Schotia brachypetala anthers without visible pollen

    Schotia brachypetala anthers without visible pollen
    Author: Ivan Lätti
    Photographer: Thabo Maphisa

    Unripe Schotia brachypetala anthers in different colours on two flowers in picture represent slightly different developmental stages.

    The chunky, lobed anthers are attached in their midsections to the filament tips that curve slightly, only near their tips. Pollen sacs reside in the two lobes or thecae of each anther. Longitudinal slits open when the pollen is ripe.

    The botanical discovery that pollen needs to be transferred to the stigma for fruit forming only happened in 1682, discovered and communicated by the English botanist, Nehemiah Grew. His observation was apparently not believed until Linnaeus confirmed it half a century later. Another fifty years later, a German called Sprengel discovered that many flowers cannot accept their own pollen, but wait for a grain or grains from another flower or other flowers to arrive. Another step in the knowledge growth of how all this works came 70 more years later from the observations and insights of Charles Darwin.

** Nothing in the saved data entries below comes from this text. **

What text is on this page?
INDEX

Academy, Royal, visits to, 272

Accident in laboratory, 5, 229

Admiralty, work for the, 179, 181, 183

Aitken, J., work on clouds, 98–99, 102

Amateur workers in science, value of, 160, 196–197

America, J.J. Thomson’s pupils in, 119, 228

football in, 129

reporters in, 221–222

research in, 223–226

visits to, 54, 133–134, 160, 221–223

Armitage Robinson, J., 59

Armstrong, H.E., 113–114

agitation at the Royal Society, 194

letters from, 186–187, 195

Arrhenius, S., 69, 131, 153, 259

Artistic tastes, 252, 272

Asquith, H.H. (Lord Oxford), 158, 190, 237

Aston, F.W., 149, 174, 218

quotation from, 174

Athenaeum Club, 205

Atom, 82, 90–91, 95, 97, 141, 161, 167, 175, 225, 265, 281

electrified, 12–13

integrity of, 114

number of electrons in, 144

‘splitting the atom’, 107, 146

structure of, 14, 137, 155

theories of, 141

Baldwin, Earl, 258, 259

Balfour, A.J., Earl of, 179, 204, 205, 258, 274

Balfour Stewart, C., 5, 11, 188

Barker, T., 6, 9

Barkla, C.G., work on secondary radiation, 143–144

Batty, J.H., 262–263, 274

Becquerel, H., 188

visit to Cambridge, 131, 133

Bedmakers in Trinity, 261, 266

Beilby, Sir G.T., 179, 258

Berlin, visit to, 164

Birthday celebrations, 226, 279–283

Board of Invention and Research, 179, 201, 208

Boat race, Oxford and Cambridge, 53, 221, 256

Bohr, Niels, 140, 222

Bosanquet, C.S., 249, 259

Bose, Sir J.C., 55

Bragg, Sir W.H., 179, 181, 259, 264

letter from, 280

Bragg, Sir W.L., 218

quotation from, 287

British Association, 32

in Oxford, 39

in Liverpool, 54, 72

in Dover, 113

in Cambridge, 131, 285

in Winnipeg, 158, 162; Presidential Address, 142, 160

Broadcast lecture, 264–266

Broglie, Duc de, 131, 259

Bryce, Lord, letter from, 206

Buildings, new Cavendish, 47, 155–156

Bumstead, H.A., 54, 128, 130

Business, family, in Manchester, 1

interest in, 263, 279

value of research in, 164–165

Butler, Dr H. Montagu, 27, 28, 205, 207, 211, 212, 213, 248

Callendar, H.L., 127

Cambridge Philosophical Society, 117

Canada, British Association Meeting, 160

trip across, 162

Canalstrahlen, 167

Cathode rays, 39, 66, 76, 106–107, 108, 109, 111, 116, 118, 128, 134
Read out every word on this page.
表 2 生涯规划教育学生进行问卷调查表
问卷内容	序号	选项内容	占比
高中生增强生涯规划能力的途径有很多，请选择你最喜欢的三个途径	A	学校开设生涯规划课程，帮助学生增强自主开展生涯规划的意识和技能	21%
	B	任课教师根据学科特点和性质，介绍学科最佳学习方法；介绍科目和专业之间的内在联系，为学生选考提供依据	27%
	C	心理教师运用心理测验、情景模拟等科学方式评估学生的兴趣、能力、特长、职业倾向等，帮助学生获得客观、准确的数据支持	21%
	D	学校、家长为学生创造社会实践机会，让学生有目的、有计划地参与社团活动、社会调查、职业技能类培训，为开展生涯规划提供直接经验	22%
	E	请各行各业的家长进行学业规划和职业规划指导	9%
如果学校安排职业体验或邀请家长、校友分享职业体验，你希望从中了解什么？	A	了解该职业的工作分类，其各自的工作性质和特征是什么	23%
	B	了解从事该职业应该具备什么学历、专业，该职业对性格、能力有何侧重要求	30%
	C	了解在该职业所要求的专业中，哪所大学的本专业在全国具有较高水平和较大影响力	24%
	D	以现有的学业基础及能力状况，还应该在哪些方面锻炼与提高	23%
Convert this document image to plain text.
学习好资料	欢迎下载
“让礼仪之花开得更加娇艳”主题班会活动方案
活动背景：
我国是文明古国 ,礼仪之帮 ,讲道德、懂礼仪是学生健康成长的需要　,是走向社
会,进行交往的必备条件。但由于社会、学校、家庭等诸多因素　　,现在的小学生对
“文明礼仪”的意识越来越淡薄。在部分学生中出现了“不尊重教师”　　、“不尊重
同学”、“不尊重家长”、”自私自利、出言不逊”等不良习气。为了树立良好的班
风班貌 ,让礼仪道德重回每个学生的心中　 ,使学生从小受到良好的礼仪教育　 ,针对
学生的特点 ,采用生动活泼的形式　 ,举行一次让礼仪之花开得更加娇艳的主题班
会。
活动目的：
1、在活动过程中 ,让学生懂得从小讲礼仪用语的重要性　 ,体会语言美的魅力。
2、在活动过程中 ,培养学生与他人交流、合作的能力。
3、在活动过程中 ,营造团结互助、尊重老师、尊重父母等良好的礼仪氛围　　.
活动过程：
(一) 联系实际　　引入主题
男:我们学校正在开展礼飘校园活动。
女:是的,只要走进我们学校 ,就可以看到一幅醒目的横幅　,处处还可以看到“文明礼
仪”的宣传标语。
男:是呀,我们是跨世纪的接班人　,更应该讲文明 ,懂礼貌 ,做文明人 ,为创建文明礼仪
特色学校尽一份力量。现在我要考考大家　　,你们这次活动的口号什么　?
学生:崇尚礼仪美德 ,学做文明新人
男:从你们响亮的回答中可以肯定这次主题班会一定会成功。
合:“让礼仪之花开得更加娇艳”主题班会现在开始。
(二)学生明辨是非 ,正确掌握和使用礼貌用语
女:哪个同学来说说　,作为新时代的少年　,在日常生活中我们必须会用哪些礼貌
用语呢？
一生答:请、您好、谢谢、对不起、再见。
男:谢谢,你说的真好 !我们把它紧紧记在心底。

    The habit of taking for granted what has been discovered earlier as common sense and believing that current knowledge is roughly complete, still continues in spite of the continued acceleration of scientific discoveries. Curiosity, persistence, logic and avoiding group think are some of the antidotes that turn some ordinary people into scientists.

    Pollinators may consider the messy attachment of pollen grains to their bodies (and losing them promptly to other sticky floral parts), as an unavoidable nuisance associated with dining out on flowers. Or they may not give it a thought at all, which is more likely in the (also) happy world where thought doesn’t enter (Coates Palgrave, 2002; Schmidt, et al, 2002; Leistner, (Ed.), 2000; Pooley, 1993; Stoneman, 1928).